Brazil | In a cemetery in Sao Paulo, a night journey through the country’s history

(Sao Paulo) At night, by the glow of telephones, a procession passes between the tombs and travels through time. The frenzy of Sao Paulo, the largest megacity in Latin America, seems far away.


At the Consolation Cemetery, in the heart of the city, one Friday a month, a night visit is organized to follow in the footsteps of Brazilian history, to meet some of its famous characters.

There are about 130 visitors that evening who try the adventure. No entrance ticket: you just have to bring a kilo of food, which will be given to charitable organizations.

Megaphone in hand, Thiago de Souza provides explanations and short history lessons.

PHOTO NELSON ALMEIDA, AGENCE FRANCE-PRESSE

Thiago de Souza (right)

This lawyer had this idea in 2021, after the death of a loved one from COVID-19.

“It’s something therapeutic for me. I lost an aunt and I started consuming this type of content related to death, to ghosts. I decided to look for a mechanism to try to dialogue with this, to reconcile myself with this subject,” he explains to AFP.

Founded in 1858, the cemetery is the oldest in Sao Paulo, the economic capital that has always played a leading role in the political, industrial and cultural history of the Latin American giant.

The great characters follow one another.

Alongside former presidents Manoel Ferraz de Campos Salles (1841-1913) and Washington Luis (1869-1957), there are the tombs of the painter Tarsila do Amaral (1886-1973), one of the great figures of Brazilian modernism, and the writers Mario de Andrade (1893-1945) and Oswald de Andrade (1890-1954), two giants of Brazilian literature.

“Almost a museum”

Among the approximately 8,500 tombs, we also discover that of Luis Gama (1830-1882), a black lawyer and major figure in the fight for the abolition of slavery in Brazil.

“It’s almost a museum,” enthuses Valeria Fernanda, a 24-year-old stylist, who sees nothing chilling in this excursion under the moon among the dead.

On the contrary, for her, this visit “should be better known and popularized, there are many people who have taboos and fears of cemeteries”. From this “incredible experience”, she particularly remembers “the details of the tombs”: “I am impressed by the financial means that some of the people buried here had”.

One of the highlights of the walk is the impressive mausoleum, considered the largest in Latin America, of the Matarazzo family, a wealthy lineage of industrialists.

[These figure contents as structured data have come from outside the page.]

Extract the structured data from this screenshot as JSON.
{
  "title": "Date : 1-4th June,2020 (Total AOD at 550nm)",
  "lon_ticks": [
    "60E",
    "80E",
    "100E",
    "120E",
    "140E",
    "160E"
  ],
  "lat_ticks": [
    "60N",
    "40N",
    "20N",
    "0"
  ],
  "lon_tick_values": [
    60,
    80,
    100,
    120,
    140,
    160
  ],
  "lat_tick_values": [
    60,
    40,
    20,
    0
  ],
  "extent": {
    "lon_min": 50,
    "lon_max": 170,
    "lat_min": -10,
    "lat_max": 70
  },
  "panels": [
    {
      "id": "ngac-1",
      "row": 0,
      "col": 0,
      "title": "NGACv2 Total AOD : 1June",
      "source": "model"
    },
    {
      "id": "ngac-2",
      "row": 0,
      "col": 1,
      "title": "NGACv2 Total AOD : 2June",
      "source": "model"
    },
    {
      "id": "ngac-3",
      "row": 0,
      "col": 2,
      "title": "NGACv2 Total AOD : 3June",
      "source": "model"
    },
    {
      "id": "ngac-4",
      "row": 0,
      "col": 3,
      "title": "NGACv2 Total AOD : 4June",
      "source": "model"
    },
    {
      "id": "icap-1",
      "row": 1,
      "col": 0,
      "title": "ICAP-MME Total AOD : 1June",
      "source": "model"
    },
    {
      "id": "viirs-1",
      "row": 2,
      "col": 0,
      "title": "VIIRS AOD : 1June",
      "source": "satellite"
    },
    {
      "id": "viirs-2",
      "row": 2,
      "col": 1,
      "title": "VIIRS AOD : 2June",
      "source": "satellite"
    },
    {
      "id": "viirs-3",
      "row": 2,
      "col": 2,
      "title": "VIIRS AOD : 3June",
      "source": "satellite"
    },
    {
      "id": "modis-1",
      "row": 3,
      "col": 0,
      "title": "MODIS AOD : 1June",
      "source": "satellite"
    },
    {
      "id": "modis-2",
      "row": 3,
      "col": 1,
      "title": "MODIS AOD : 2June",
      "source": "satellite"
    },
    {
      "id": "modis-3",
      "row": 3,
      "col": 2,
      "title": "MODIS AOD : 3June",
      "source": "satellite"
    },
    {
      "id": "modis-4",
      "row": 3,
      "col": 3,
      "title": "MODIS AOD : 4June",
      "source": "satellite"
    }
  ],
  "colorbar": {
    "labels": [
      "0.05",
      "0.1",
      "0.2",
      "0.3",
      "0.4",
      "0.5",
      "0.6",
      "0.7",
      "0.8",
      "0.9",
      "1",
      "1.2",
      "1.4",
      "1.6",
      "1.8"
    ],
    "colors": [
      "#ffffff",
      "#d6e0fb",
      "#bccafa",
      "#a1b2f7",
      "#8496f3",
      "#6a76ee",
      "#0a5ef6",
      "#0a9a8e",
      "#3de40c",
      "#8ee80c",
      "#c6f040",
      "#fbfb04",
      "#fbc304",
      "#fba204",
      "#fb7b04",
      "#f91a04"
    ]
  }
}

PHOTO NELSON ALMEIDA, AGENCE FRANCE-PRESSE

In the aisles, many works are signed by renowned Brazilian sculptors, such as Victor Brecheret and Luigi Brizzolara.

Alain de Amaral, a 19-year-old student, also enjoyed the experience. “I learned a lot of things I didn’t know,” he says.

And then, besides the great history and the monumental tombs, there is Spike. This dog had been abandoned in the cemetery and had ended up becoming the companion of the employees of the site and the grieving visitors.

When he died in 2022, the staff asked for special permission to bury him on site. He is the only animal to have had this honor.